Estação de Sirkeci Istambul: o fim da linha do Expresso do Oriente

Se há viagem de comboio que marca o nosso imaginário e está inscrita na cultura popular pelas inúmeras vezes que foi o centro de tramas de livros ou filmes, essa viagem é a do Expresso do Oriente.  Este foi um inovador serviço de comboios de longa distância que surgiu no final do século XIX e ligava Paris a Constantinopla, hoje Istambul, em poucos dias. Ora, foi justamente para servir o Expresso do Oriente que nasceu a nossa próxima paragem.

A Estação de Sirkeci é uma estação central da ferrovia Turca e situa-se na parte europeia de Istambul na Turquia. O edifício em tom salmão e com uma cúpula na área central, é ricamente trabalhado numa fusão entre a arquitetura europeia e oriental que data de 1890. Inaugurada como estação terminal do Expresso do Oriente, atualmente já não faz a ligação a Paris, mas ainda liga a Turquia ao resto da Europa com comboios que partem para a Grécia, Roménia, Sérvia e Bulgária.

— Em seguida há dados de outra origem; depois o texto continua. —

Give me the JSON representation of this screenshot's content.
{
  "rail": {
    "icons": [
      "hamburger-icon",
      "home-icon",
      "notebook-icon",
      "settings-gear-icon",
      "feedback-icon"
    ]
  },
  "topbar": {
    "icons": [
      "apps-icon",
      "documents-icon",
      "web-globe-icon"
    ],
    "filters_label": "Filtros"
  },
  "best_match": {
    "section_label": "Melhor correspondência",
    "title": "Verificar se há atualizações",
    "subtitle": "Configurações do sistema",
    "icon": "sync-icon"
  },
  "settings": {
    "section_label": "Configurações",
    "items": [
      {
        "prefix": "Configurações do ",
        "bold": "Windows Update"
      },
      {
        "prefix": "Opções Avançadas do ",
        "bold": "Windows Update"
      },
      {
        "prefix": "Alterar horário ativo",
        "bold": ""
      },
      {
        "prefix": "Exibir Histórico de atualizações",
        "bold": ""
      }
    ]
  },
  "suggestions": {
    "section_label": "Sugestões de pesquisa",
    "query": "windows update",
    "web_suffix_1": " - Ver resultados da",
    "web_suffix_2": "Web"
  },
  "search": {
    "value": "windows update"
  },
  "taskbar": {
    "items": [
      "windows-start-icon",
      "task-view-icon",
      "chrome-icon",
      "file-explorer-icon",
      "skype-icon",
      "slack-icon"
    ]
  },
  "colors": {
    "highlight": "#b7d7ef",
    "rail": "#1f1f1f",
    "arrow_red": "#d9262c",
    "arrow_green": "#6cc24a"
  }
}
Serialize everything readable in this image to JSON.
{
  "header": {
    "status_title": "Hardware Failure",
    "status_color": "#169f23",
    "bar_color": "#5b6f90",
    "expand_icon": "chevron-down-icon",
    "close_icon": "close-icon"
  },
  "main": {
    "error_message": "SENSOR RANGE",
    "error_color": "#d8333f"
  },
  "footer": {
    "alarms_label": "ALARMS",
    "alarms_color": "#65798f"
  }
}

Estação Chhatrapati Shivaji: três milhões de pessoas passam diariamente neste património da Humanidade

A Estação Chhatrapati Shivaji na cidade de Bombaim é um dos mais belos exemplares da arquitetura ferroviária em solo Indiano: foi considerada Património Mundial da UNESCO em 2004 devido ao seu grande valor histórico, cultural e arquitetónico. O monumental edifício, projetado por Frederick William Stevens, data da época colonial britânica na Índia e foi inaugurado em 1888 em homenagem à rainha Vitória.

De estilo neogótico vitoriano, é possível perceber também muitas influências da arquitetura tradicional indiana nos detalhes que o adornam. E se a imagem lhe parece familiar, é bem possível que seja por causa do filme Quem Quer Ser Bilionário, cuja cena final foi rodada nesta estação que serve diariamente 3 milhões de pessoas.